Ler não é somente um ato intelectual, mas um ato de amor. De amor não apenas à arte como à própria vida. Porque a arte multiplica a vida em infinitos prismas que criam ou desvendam universos inalcançáveis através da rasa textura do cotidiano. Além disso, a arte interpreta, desmascara e aprofunda a realidade que ela mimetiza, descobrindo o seu sentido mais íntimo, aquele que de outra forma permaneceria desconhecido – oculto ou dissimulado. E não se pode menosprezar o enorme e especialíssimo prazer que a arte proporciona. Uma “orgia perpétua”, como queria Flaubert. Porque pode ser renovado com toda intensidade a qualquer momento, dependendo apenas da nossa iniciativa. Cabe-nos decidir quando e como ouviremos as “vozes do silêncio”, de que falava Malraux.

Por isso mesmo é que às vezes me pergunto: por que deveremos optar pela leitura de obras literárias cujos méritos foram reconhecidos pela crítica ou pelas resenhas de maior credibilidade? Essas obras podem não coincidir com o nosso gosto estético. Há grandes escritores que admiramos de forma distante, fria, desinteressada, por não termos com eles nenhum ponto de afinidade. Poderemos lê-los, sim, para formarmos uma opinião a seu respeito, por mera curiosidade ou para suprir lacunas da formação intelectual. Sem o prazer, porém, que buscamos na boa leitura. Isso não prejudica o reconhecimento das façanhas criativas e da engenhosidade desses autores na realização, muitas vezes, de um talentoso projeto literário. Mas, na hora de uma prazerosa leitura, a nossa escolha é outra, sem considerar até mesmo o grau de facilidade ou dificuldade da leitura pela qual optarmos.

Tomo como exemplo um genial escritor russo: Liev Tolstói. Há uma aguda observação de Vladimir Nabokov (“Lições de literatura russa”, Três Estrelas, 2014) sobre ele: “Quando alguém lê Turguêniev, sabe que está lendo Turguêniev. Quando lê Tolstói, lê simplesmente porque não pode parar”. Esse comentário é válido para toda a obra ficcional – romances, novelas e contos – de Tolstói, mas particularmente aplicável em relação a “Anna Kariênina”. Adverte Nabokov: “Embora seja uma das maiores histórias de amor da literatura mundial, ‘Anna Kariênina’ não é apenas um romance que trata de aventuras sentimentais”. Nesse romance, Tolstói trata de questões de “grande interesse para toda a humanidade, em todos os tempos”. É muito fácil conferir: basta escolher uma reedição diretamente do russo de “Anna Kariênina” e começar a leitura. Uma leitura que começando não terminará nunca, porque haverá sempre o apelo de inevitáveis releituras. E releituras com o sabor de primeira leitura.

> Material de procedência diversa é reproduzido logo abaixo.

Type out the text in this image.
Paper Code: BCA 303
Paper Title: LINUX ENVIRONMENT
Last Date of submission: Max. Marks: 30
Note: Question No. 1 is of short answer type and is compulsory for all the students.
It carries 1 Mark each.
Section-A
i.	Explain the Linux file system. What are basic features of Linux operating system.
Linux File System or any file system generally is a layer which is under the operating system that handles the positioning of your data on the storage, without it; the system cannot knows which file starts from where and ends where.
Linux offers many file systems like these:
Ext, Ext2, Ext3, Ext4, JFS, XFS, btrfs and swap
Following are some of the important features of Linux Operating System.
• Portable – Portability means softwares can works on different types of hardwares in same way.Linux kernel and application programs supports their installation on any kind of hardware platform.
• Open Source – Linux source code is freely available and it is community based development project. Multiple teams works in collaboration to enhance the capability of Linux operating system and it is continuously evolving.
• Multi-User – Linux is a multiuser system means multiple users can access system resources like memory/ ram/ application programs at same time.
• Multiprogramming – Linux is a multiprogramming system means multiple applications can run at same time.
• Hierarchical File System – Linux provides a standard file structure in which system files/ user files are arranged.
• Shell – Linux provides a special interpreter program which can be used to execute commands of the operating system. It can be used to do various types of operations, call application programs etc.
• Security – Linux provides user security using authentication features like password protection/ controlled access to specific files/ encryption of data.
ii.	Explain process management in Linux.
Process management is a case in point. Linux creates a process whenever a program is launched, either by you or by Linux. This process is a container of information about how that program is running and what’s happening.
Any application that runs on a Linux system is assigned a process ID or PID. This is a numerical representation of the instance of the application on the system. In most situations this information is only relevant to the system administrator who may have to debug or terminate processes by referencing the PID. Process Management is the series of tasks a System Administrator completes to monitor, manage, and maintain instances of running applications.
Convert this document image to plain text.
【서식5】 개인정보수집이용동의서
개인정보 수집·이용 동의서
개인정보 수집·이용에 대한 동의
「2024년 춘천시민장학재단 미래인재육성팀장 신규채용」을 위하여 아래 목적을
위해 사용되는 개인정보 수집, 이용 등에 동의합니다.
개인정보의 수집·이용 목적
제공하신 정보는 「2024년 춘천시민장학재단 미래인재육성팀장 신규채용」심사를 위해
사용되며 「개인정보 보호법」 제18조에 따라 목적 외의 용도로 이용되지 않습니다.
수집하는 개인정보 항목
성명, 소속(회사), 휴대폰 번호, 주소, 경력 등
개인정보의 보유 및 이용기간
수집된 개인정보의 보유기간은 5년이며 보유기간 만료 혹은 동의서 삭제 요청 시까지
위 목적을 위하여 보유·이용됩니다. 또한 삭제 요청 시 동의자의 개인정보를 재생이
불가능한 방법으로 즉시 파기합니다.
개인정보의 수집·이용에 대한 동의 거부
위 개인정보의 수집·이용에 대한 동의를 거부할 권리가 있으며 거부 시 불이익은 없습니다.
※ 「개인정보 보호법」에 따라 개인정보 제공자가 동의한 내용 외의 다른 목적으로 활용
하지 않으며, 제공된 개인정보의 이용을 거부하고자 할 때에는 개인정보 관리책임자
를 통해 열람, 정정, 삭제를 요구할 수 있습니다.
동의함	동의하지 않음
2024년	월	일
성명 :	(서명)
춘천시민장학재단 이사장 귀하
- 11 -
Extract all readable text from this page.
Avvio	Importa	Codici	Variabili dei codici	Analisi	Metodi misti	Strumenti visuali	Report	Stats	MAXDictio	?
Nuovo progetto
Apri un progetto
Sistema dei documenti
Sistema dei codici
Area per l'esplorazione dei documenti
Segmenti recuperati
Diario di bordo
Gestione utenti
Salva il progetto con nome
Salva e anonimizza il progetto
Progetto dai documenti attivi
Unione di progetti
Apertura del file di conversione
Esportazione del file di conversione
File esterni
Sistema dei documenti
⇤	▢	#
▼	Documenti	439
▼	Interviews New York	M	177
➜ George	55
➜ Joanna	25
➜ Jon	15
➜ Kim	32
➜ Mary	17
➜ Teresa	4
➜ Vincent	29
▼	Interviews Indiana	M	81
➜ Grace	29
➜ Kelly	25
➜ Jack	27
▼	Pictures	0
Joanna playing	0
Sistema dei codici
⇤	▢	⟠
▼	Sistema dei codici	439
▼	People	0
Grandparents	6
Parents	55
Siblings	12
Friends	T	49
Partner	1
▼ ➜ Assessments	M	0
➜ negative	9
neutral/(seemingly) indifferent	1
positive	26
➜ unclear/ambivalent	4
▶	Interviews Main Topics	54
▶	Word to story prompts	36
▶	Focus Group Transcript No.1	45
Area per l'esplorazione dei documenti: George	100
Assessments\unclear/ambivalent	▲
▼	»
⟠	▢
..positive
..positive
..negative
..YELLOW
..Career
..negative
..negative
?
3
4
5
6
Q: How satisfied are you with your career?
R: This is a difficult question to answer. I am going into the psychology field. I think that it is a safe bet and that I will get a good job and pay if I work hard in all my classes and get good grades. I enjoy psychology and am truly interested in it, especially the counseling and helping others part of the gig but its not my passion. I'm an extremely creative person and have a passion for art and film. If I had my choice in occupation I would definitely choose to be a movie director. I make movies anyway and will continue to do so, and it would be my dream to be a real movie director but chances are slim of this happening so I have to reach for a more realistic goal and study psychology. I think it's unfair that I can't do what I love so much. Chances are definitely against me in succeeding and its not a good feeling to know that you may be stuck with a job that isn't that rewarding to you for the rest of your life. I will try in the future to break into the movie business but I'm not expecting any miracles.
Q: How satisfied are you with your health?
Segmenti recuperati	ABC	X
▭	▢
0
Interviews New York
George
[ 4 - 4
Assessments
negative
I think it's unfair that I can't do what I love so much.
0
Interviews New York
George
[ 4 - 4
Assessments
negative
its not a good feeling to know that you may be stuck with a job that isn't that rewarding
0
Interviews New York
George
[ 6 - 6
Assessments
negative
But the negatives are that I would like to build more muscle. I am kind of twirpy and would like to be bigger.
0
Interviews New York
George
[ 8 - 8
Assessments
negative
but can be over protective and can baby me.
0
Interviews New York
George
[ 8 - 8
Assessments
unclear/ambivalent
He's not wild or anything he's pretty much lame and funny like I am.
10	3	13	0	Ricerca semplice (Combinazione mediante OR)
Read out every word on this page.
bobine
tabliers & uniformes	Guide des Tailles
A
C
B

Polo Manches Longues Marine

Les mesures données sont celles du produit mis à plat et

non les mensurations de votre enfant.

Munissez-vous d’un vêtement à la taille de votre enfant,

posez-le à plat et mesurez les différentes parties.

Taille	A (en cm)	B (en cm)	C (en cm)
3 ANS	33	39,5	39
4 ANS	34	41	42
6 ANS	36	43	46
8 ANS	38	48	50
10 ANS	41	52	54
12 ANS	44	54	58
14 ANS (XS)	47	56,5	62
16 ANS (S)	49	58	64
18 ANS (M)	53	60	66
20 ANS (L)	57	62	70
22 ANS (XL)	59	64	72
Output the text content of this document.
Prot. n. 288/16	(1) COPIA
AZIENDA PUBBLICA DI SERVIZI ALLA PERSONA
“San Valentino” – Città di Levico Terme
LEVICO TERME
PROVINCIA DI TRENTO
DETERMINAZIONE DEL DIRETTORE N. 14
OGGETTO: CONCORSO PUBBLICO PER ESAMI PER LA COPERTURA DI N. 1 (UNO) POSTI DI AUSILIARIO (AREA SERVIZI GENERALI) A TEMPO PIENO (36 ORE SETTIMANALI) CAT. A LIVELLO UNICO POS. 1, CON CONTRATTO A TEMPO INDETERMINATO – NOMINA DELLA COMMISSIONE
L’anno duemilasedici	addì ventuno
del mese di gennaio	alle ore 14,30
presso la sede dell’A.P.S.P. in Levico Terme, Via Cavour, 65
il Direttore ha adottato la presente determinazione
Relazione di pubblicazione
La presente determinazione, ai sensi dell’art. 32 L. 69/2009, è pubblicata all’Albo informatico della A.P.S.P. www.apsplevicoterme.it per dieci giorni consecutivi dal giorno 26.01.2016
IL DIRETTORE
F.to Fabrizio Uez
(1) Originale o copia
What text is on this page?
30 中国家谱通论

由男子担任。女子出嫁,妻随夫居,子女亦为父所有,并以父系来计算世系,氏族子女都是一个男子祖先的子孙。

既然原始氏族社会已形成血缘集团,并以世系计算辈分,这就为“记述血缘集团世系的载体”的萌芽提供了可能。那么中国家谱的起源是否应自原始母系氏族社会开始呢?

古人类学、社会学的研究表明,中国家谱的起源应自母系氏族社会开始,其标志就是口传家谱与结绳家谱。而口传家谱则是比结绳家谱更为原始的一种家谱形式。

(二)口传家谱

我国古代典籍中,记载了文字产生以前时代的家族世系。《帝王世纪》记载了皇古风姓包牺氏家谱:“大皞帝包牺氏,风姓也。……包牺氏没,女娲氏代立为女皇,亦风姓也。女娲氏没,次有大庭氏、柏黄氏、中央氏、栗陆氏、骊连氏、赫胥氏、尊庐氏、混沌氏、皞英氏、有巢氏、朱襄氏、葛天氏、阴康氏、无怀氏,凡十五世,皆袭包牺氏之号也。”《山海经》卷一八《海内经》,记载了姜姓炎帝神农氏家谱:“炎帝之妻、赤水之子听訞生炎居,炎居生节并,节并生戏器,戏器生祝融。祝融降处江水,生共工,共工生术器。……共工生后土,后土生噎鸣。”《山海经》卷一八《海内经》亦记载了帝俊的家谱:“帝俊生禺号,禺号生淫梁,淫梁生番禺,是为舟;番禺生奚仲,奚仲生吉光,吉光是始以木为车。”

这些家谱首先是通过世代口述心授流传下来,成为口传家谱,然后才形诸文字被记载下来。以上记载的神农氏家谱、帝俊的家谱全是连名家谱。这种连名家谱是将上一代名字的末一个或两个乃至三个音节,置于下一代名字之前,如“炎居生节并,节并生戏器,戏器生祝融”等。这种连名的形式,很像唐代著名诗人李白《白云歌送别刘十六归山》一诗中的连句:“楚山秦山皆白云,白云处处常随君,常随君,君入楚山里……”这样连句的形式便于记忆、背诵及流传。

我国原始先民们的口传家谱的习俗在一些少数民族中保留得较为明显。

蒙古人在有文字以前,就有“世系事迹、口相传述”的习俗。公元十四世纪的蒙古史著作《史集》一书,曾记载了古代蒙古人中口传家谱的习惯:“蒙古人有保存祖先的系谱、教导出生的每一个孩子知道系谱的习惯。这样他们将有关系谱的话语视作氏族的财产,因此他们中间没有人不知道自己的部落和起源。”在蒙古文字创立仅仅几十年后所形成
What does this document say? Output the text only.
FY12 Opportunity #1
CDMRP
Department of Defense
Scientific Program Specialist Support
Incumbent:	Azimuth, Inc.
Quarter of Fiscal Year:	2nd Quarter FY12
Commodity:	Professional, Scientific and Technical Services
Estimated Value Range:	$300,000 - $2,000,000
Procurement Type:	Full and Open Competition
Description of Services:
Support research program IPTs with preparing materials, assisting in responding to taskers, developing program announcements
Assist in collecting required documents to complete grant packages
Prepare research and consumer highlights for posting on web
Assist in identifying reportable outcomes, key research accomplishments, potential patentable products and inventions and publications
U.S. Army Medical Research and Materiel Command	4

Causaria espanto se eu dissesse que os usuários do Facebook supervalorizam a poesia? Pois, por mais surpreendente, é a pura verdade. Com base em quê faço essa afirmação? Na quantidade e qualidade de poemas postados, que despertam o interesse e o entusiasmo de pessoas sem qualquer familiaridade com a literatura. É que elas veem na poesia algo mágico que transcende e ilumina a mesmice e insignificância da vida de todos os dias. E com grande razão, uma vez que Joseph Brodsky discerne na poesia “uma forma de desobediência linguística que questiona toda a ordem existencial”.